Pssst, guess what… I know the secret of making good intranets. More than that, I’ve just gone and proved it with science and numbers. This is it. I know the secret of how to manage intranets successfully.
Usability – where it succeeds or not
So, let’s wind back a bit. You are sitting watching a user of your intranet struggle to complete a task. You are biting your lip. You are sitting on your hands. You are also blushing with embarrassment. Maybe they can’t find the right link. Maybe they can’t see the button they need. Perhaps it is right in front of their eyes, but their eyes are having none of it. These are the basics of usability.
It is in this crucial momentary interface with the audience that all of the work you have done is won or lost. There was no point building that intranet if it can’t be used. There is no point publishing information if it can’t be found. There is no engagement if the intranet isn’t trusted and doesn’t fulfil its promises. Usability, task completion and user experience are outcomes.
Intranet management – where the work is done
As an intranet professional, when you see usability problems, being the helpful and kind person that you are, you instinctively want to go and fix them – to change an image here or a link label there.

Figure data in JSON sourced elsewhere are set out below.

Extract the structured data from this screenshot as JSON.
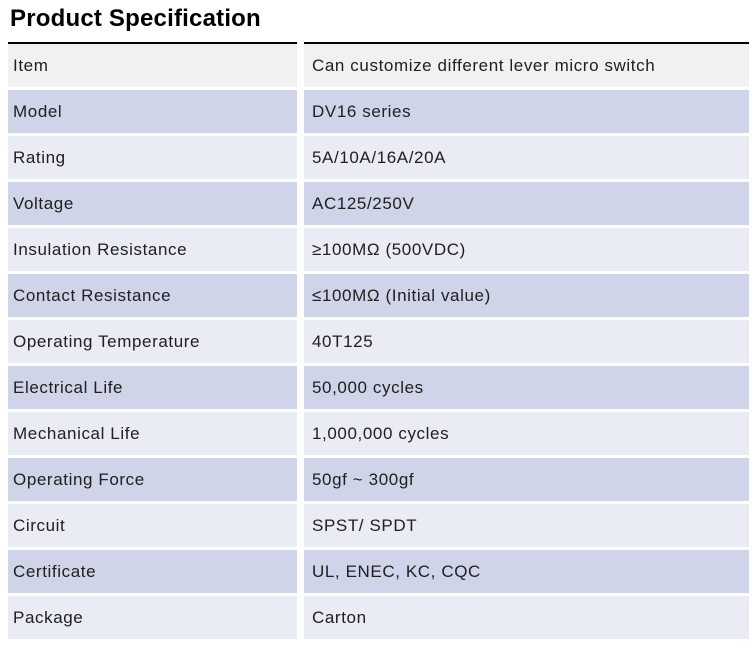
{
  "page": {
    "title": "Product Specification"
  },
  "table": {
    "rows": [
      {
        "label": "Item",
        "value": "Can customize different lever micro switch"
      },
      {
        "label": "Model",
        "value": "DV16 series"
      },
      {
        "label": "Rating",
        "value": "5A/10A/16A/20A"
      },
      {
        "label": "Voltage",
        "value": "AC125/250V"
      },
      {
        "label": "Insulation Resistance",
        "value": "≥100MΩ (500VDC)"
      },
      {
        "label": "Contact Resistance",
        "value": "≤100MΩ (Initial value)"
      },
      {
        "label": "Operating Temperature",
        "value": "40T125"
      },
      {
        "label": "Electrical Life",
        "value": "50,000 cycles"
      },
      {
        "label": "Mechanical Life",
        "value": "1,000,000 cycles"
      },
      {
        "label": "Operating Force",
        "value": "50gf ~ 300gf"
      },
      {
        "label": "Circuit",
        "value": "SPST/ SPDT"
      },
      {
        "label": "Certificate",
        "value": "UL, ENEC, KC, CQC"
      },
      {
        "label": "Package",
        "value": "Carton"
      }
    ]
  },
  "colors": {
    "row_first": "#f1f1f1",
    "row_light": "#e9ebf5",
    "row_dark": "#cfd4e9",
    "rule": "#000000",
    "text": "#202020"
  }
}
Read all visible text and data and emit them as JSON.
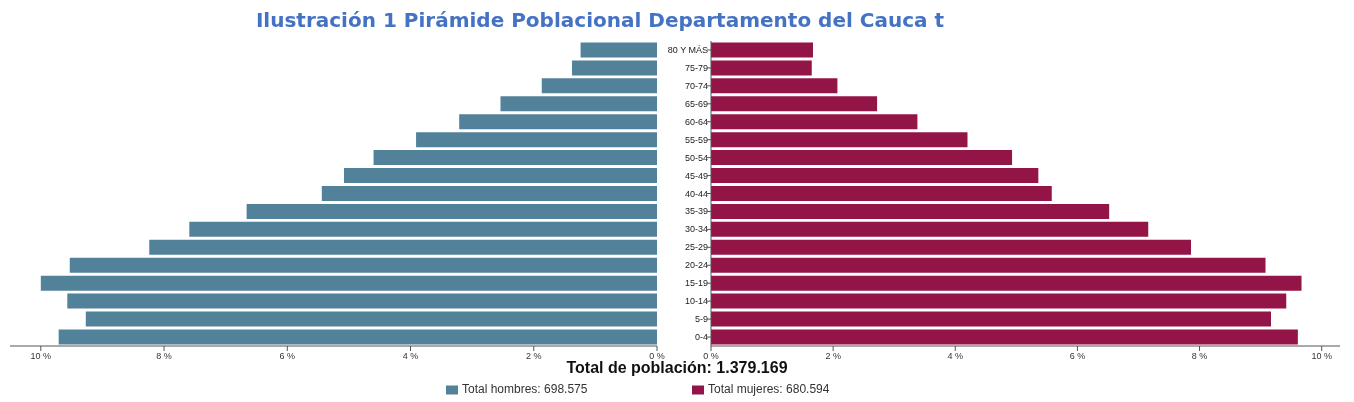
{
  "chart_data": [
    {
      "type": "bar",
      "orientation": "horizontal",
      "title": "Ilustración 1 Pirámide Poblacional Departamento del Cauca t",
      "annotations": [
        "Total de población: 1.379.169"
      ],
      "categories": [
        "80 Y MÁS",
        "75-79",
        "70-74",
        "65-69",
        "60-64",
        "55-59",
        "50-54",
        "45-49",
        "40-44",
        "35-39",
        "30-34",
        "25-29",
        "20-24",
        "15-19",
        "10-14",
        "5-9",
        "0-4"
      ],
      "series": [
        {
          "name": "Total hombres: 698.575",
          "color": "#52829a",
          "values": [
            1.24,
            1.38,
            1.87,
            2.54,
            3.21,
            3.91,
            4.6,
            5.08,
            5.44,
            6.66,
            7.59,
            8.24,
            9.53,
            10.0,
            9.57,
            9.27,
            9.71
          ]
        }
      ],
      "xlim": [
        10.5,
        0
      ],
      "xticks": [
        {
          "value": 10,
          "label": "10 %"
        },
        {
          "value": 8,
          "label": "8 %"
        },
        {
          "value": 6,
          "label": "6 %"
        },
        {
          "value": 4,
          "label": "4 %"
        },
        {
          "value": 2,
          "label": "2 %"
        },
        {
          "value": 0,
          "label": "0 %"
        }
      ],
      "grid": false,
      "legend": "bottom"
    },
    {
      "type": "bar",
      "orientation": "horizontal",
      "categories": [
        null,
        null,
        null,
        null,
        null,
        null,
        null,
        null,
        null,
        null,
        null,
        null,
        null,
        null,
        null,
        null,
        null
      ],
      "series": [
        {
          "name": "Total mujeres: 680.594",
          "color": "#931447",
          "values": [
            1.67,
            1.65,
            2.07,
            2.72,
            3.38,
            4.2,
            4.93,
            5.36,
            5.58,
            6.52,
            7.16,
            7.86,
            9.08,
            9.67,
            9.42,
            9.17,
            9.61
          ]
        }
      ],
      "xlim": [
        0,
        10.3
      ],
      "xticks": [
        {
          "value": 0,
          "label": "0 %"
        },
        {
          "value": 2,
          "label": "2 %"
        },
        {
          "value": 4,
          "label": "4 %"
        },
        {
          "value": 6,
          "label": "6 %"
        },
        {
          "value": 8,
          "label": "8 %"
        },
        {
          "value": 10,
          "label": "10 %"
        }
      ],
      "tick_labels": "x",
      "grid": false,
      "legend": "bottom"
    }
  ]
}
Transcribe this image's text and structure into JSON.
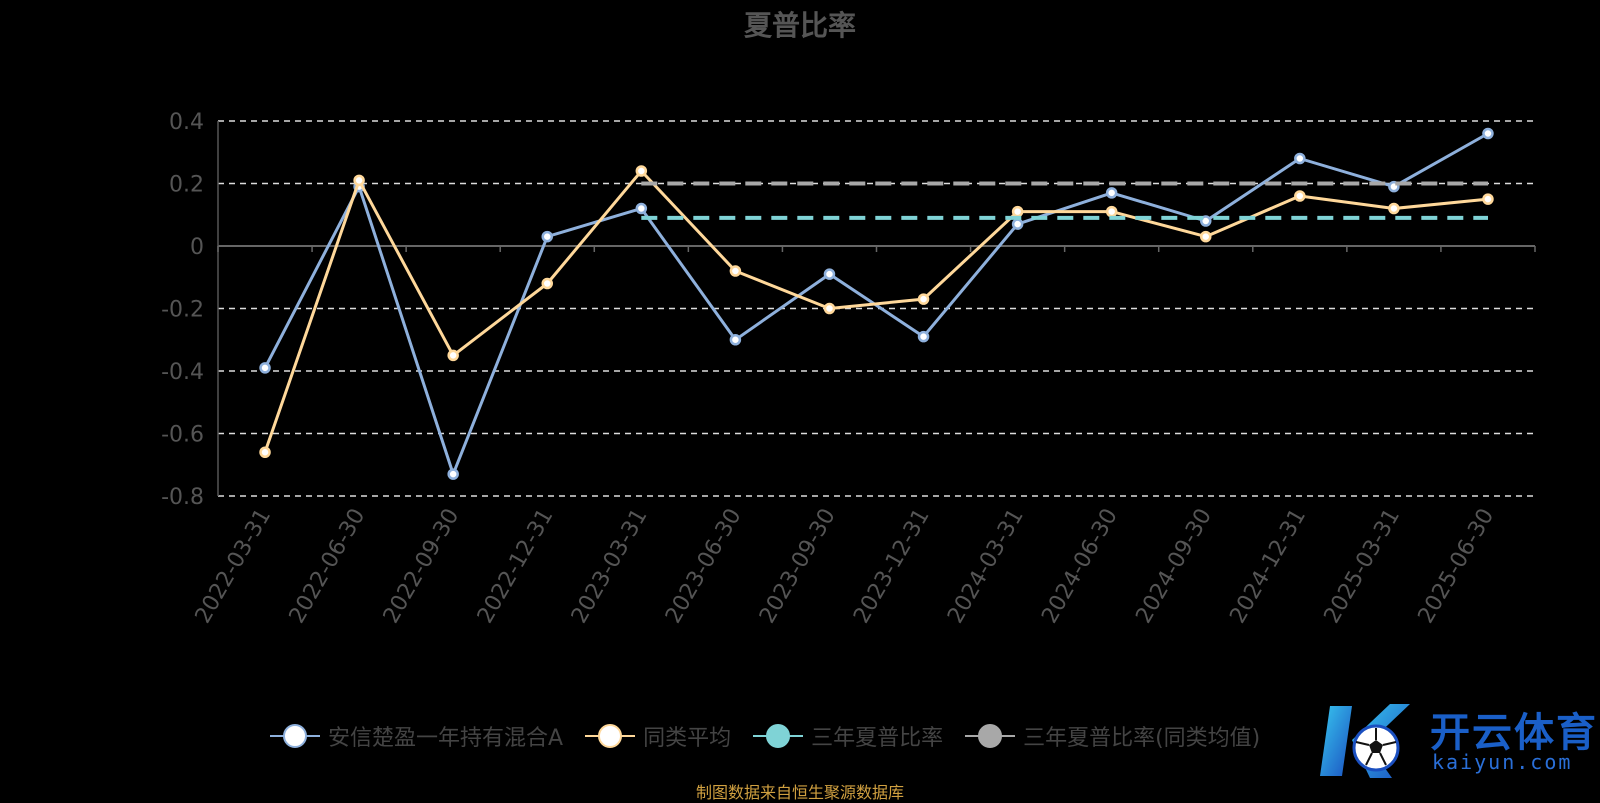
{
  "colors": {
    "fund": "#8eb0dc",
    "peer_avg": "#ffd89a",
    "three_year": "#7fd3d6",
    "three_year_peer": "#a8a8a8",
    "grid": "#dddddd",
    "axis_text": "#555555",
    "source": "#d0a040"
  },
  "chart_data": {
    "type": "line",
    "title": "夏普比率",
    "xlabel": "",
    "ylabel": "",
    "ylim": [
      -0.8,
      0.4
    ],
    "yticks": [
      0.4,
      0.2,
      0,
      -0.2,
      -0.4,
      -0.6,
      -0.8
    ],
    "ytick_labels": [
      "0.4",
      "0.2",
      "0",
      "-0.2",
      "-0.4",
      "-0.6",
      "-0.8"
    ],
    "grid": true,
    "legend_position": "bottom",
    "categories": [
      "2022-03-31",
      "2022-06-30",
      "2022-09-30",
      "2022-12-31",
      "2023-03-31",
      "2023-06-30",
      "2023-09-30",
      "2023-12-31",
      "2024-03-31",
      "2024-06-30",
      "2024-09-30",
      "2024-12-31",
      "2025-03-31",
      "2025-06-30"
    ],
    "series": [
      {
        "name": "安信楚盈一年持有混合A",
        "style": "solid",
        "color": "#8eb0dc",
        "values": [
          -0.39,
          0.19,
          -0.73,
          0.03,
          0.12,
          -0.3,
          -0.09,
          -0.29,
          0.07,
          0.17,
          0.08,
          0.28,
          0.19,
          0.36
        ]
      },
      {
        "name": "同类平均",
        "style": "solid",
        "color": "#ffd89a",
        "values": [
          -0.66,
          0.21,
          -0.35,
          -0.12,
          0.24,
          -0.08,
          -0.2,
          -0.17,
          0.11,
          0.11,
          0.03,
          0.16,
          0.12,
          0.15
        ]
      },
      {
        "name": "三年夏普比率",
        "style": "dashed",
        "color": "#7fd3d6",
        "values": [
          null,
          null,
          null,
          null,
          0.09,
          0.09,
          0.09,
          0.09,
          0.09,
          0.09,
          0.09,
          0.09,
          0.09,
          0.09
        ]
      },
      {
        "name": "三年夏普比率(同类均值)",
        "style": "dashed",
        "color": "#a8a8a8",
        "values": [
          null,
          null,
          null,
          null,
          0.2,
          0.2,
          0.2,
          0.2,
          0.2,
          0.2,
          0.2,
          0.2,
          0.2,
          0.2
        ]
      }
    ]
  },
  "source_note": "制图数据来自恒生聚源数据库",
  "watermark": {
    "title": "开云体育",
    "subtitle": "kaiyun.com"
  }
}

My question to you is what are all the management practices you need in order to make sure, in that moment, that the right content is up there, up to date, easy to read, easy to find and the task is completed? It requires dozens of people and hundreds of processes to run smoothly for probably many years for an intranet to cut the mustard. Many fall short.
For well over 10 years DWG has been benchmarking intranets and comparing how well organizations perform against each other. We have four models that describe all these management practices:
▪ Strategy & Governance
▪ Metrics & Performance
▪ Communication & Collaboration
Benchmarking our benchmarks
In our recent research “Evidence-based Intranet Success: Best practices revealed by benchmarking data analysis”, I looked at a large set of benchmarking data to see if we could prove this statistically. Do organizations with good management practices have good intranets? And do bad management practices result in bad intranets? Well d’oh! We instinctively know this, but can we prove it?
Usability benchmarking is special and different because we test empirically how effectively those practices have been carried out by asking folk to actually use the intranet for a variety of key user tasks. But if you want to ensure that an intranet has good usability, you first need to make sure all the practices that give rise to usability are in place within the organization.
I analysed Management benchmarks (Strategy & Governance, Metrics & Performance and Communication & Collaboration) from 2010 to 2014, comprising 105 benchmarks from 56 members, and Usability benchmarks from 2012 to 2014, comprising 50 benchmarks from 48 members. I ran this through a statistical analysis, in which each of the 32 metrics (8 metrics per benchmark), where valid, were compared with each other. So, what did this reveal?
Success or failure flows from strategy, through governance
We see all the aspects of intranet management as a system of interrelated practices that pass benefits between each other. Good work in one practice will be passed to another. The performance of organizations may be influenced by external factors, such as the sector they operate in, their culture or whether they have resources, but in general this model holds up. We broke down the benchmarks into areas of practices that were alike: Strategy & Governance and Communication & Collaboration into groups of their respective topics; Metrics & Performance into two halves based on judging business value and improving intranet performance; and Usability depending on whether it was based on expert evaluation or empirical user testing. This is summarized in the following diagram:
Among many other interesting findings, we found a strong causal correlation between intranet strategy and intranet governance. These are the most critical of your practices that will predict your success or failure. Have you got an intranet strategy and a functional governance model? You’re halfway there. If you haven’t got the capability to define strategy, it is unlikely you’ll be able to form an effective governance model, nor be able to give it the authority to control the diverse range of stakeholders intranet management requires. Without effective governance, you are consigned to cat herding. We also found strong causal correlation between the five key metrics we use to measure governance and the key areas in Metrics & Performance and Communication & Collaboration.
All of this flows into what the employees see on a daily basis, i.e. the outcomes we measure with the Usability benchmark evaluated against our model of best practice by an expert benchmarker, as well as those measurable outcomes we observe with user testing.
The first step
So, what’s the first step towards evidence-based intranet success? If I were to land in an organization tomorrow, no matter how much my new colleagues might want to talk about social, versions of SharePoint, mobility, colours, images and how embarrassed they were when they watched their boss trying to use the intranet and failing, I would walk up to a whiteboard, pick up a pen and write:
“Where are the intranet strategy and the governance model? What do we need to do to get them?”
And that’s not just my opinion, or “best practice”. It’s statistically proven.